The Maldives girl, with only 15 years old, will face flagellation and house arrest for 8 months
As if suffering rape by her stepfather was not enough, the girl who is 15 years old, and was charged with fornication before marriage, got a punishment of 100 lashes in Maldives. Charges against her were imposed in 2012, when the police followed the allegations against her stepfather. The man was accused of raping and impregnating the minor, killing their baby afterwards.
Prosecution of the case started after police’s investigation, who were informed that a dead baby was found buried on Feydhoo island, located in Shaviyani Atoll (north of the country). In addition to her stepfather’s accusation (who has not yet faced trial), her mother has also been charged since she failed to report the abuse to local authorities.
Zaima Nasheed, a spokesperson for the juvenile court informed that she will be under house arrest. According to the officials, both this reclusion of 8 months and the flagellation punishment will be inflicted when she comes of age (18 years old), unless personally requested earlier. Although the government has manifested its concerns about changing the law, Zaima Nasheed has supported the punishment, arguing that the minor had deliberately broken the law.
International indignation
The beauty of this exotic archipelago contrasts with the severity of its legal system (a mix of Sharia or Islamic law and the English one). This touristic paradise turns in something different for its 400.000 inhabitants; especially for young and adult women, who suffer the consequences of the literal application of the Sharia.
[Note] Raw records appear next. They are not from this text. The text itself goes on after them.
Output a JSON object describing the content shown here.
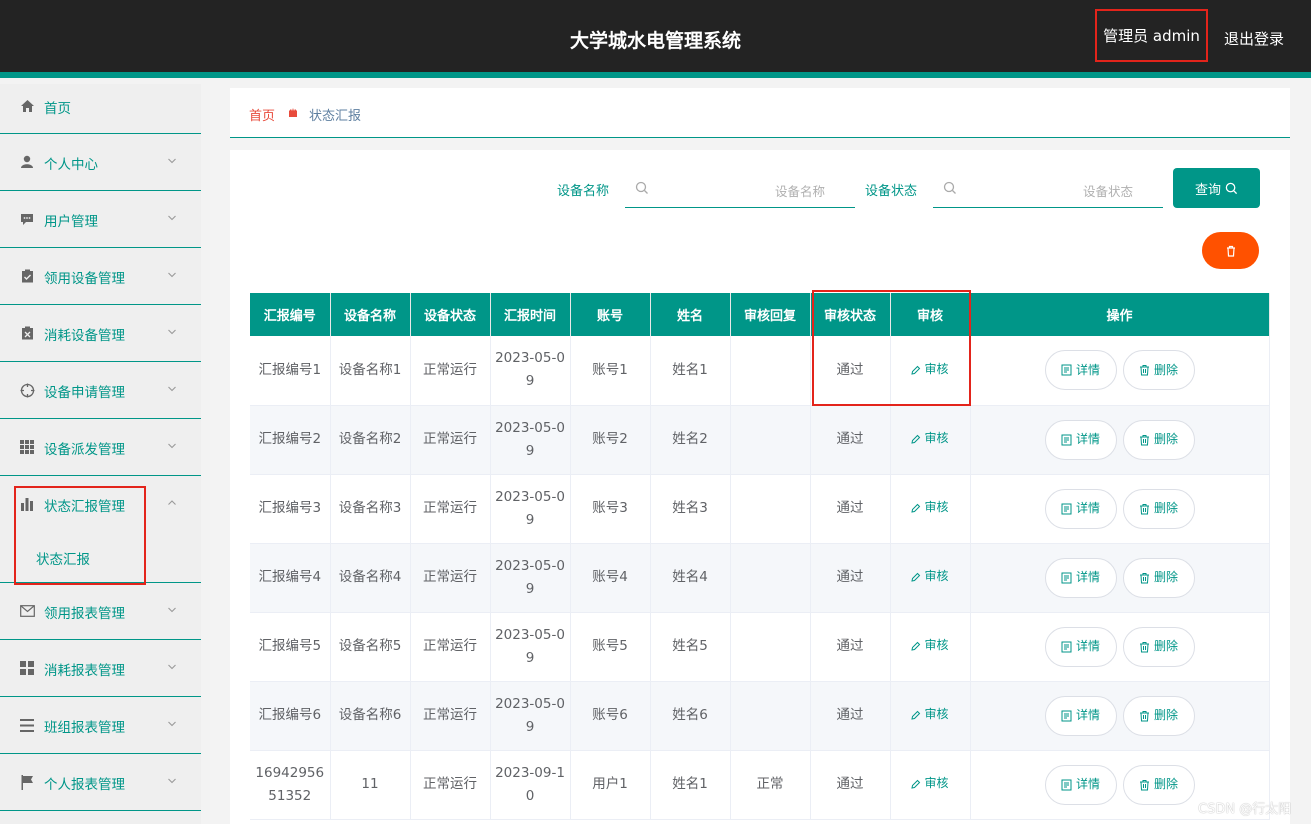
{
  "header": {
    "title": "大学城水电管理系统",
    "admin_label": "管理员 admin",
    "logout_label": "退出登录"
  },
  "sidebar": {
    "items": [
      {
        "label": "首页",
        "icon": "home-icon"
      },
      {
        "label": "个人中心",
        "icon": "user-icon"
      },
      {
        "label": "用户管理",
        "icon": "chat-icon"
      },
      {
        "label": "领用设备管理",
        "icon": "clipboard-check-icon"
      },
      {
        "label": "消耗设备管理",
        "icon": "clipboard-x-icon"
      },
      {
        "label": "设备申请管理",
        "icon": "target-icon"
      },
      {
        "label": "设备派发管理",
        "icon": "grid-icon"
      },
      {
        "label": "状态汇报管理",
        "icon": "bar-chart-icon"
      },
      {
        "label": "领用报表管理",
        "icon": "mail-icon"
      },
      {
        "label": "消耗报表管理",
        "icon": "apps-icon"
      },
      {
        "label": "班组报表管理",
        "icon": "list-icon"
      },
      {
        "label": "个人报表管理",
        "icon": "flag-icon"
      }
    ],
    "sub_item": "状态汇报"
  },
  "breadcrumb": {
    "home": "首页",
    "current": "状态汇报"
  },
  "search": {
    "name_label": "设备名称",
    "name_placeholder": "设备名称",
    "status_label": "设备状态",
    "status_placeholder": "设备状态",
    "query_label": "查询"
  },
  "table": {
    "headers": [
      "汇报编号",
      "设备名称",
      "设备状态",
      "汇报时间",
      "账号",
      "姓名",
      "审核回复",
      "审核状态",
      "审核",
      "操作"
    ],
    "audit_label": "审核",
    "detail_label": "详情",
    "delete_label": "删除",
    "rows": [
      {
        "no": "汇报编号1",
        "device": "设备名称1",
        "status": "正常运行",
        "time": "2023-05-09",
        "account": "账号1",
        "name": "姓名1",
        "reply": "",
        "audit_status": "通过"
      },
      {
        "no": "汇报编号2",
        "device": "设备名称2",
        "status": "正常运行",
        "time": "2023-05-09",
        "account": "账号2",
        "name": "姓名2",
        "reply": "",
        "audit_status": "通过"
      },
      {
        "no": "汇报编号3",
        "device": "设备名称3",
        "status": "正常运行",
        "time": "2023-05-09",
        "account": "账号3",
        "name": "姓名3",
        "reply": "",
        "audit_status": "通过"
      },
      {
        "no": "汇报编号4",
        "device": "设备名称4",
        "status": "正常运行",
        "time": "2023-05-09",
        "account": "账号4",
        "name": "姓名4",
        "reply": "",
        "audit_status": "通过"
      },
      {
        "no": "汇报编号5",
        "device": "设备名称5",
        "status": "正常运行",
        "time": "2023-05-09",
        "account": "账号5",
        "name": "姓名5",
        "reply": "",
        "audit_status": "通过"
      },
      {
        "no": "汇报编号6",
        "device": "设备名称6",
        "status": "正常运行",
        "time": "2023-05-09",
        "account": "账号6",
        "name": "姓名6",
        "reply": "",
        "audit_status": "通过"
      },
      {
        "no": "1694295651352",
        "device": "11",
        "status": "正常运行",
        "time": "2023-09-10",
        "account": "用户1",
        "name": "姓名1",
        "reply": "正常",
        "audit_status": "通过"
      }
    ]
  },
  "watermark": "CSDN @行太阳",
  "colors": {
    "accent": "#009688",
    "topbar": "#232323",
    "danger": "#ff5100",
    "highlight": "#e3241b"
  }
}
Since the accused girl confessed that sex was consensual, the prosecutors denied any relation to the rape case. International pressure by rights groups has led the government to reject her punishment. However, any attempt to stop it or remove it from the books has been evidenced, criticizes Ahmed Faiz, an Amnesty International researcher. The organization has defined flogging as a “cruel, degrading and inhumane” act, and reminds that it is not an isolated case.
In fact, it has just passed a month since the sexual abuse and sentence to lashes of another minor. The National Study of Violence Against Children, written by UNICEF and the Ministry of Gender and Family in 2009, found that almost one in seven students of secondary school has experienced sexual abuse in his lives. According to the Judicial statistics report of last year, 11 of the 129 persons sentenced to flogging were minors (99% of the total were women).
Despite the century old moratorium of practices such as the death sentence or cutting off hands, the penalty of lashes is still in force. Organization’s requests for its moratorium have been repeatedly rejected by governments and conservatives in the past. In the meantime, the collection of signatures (both in the country and abroad) is appealing to human and children rights for its international disapproval. Fornication is not an offence, states Amnesty International, and human rights condemn both torture and other cruel, degrading punishments.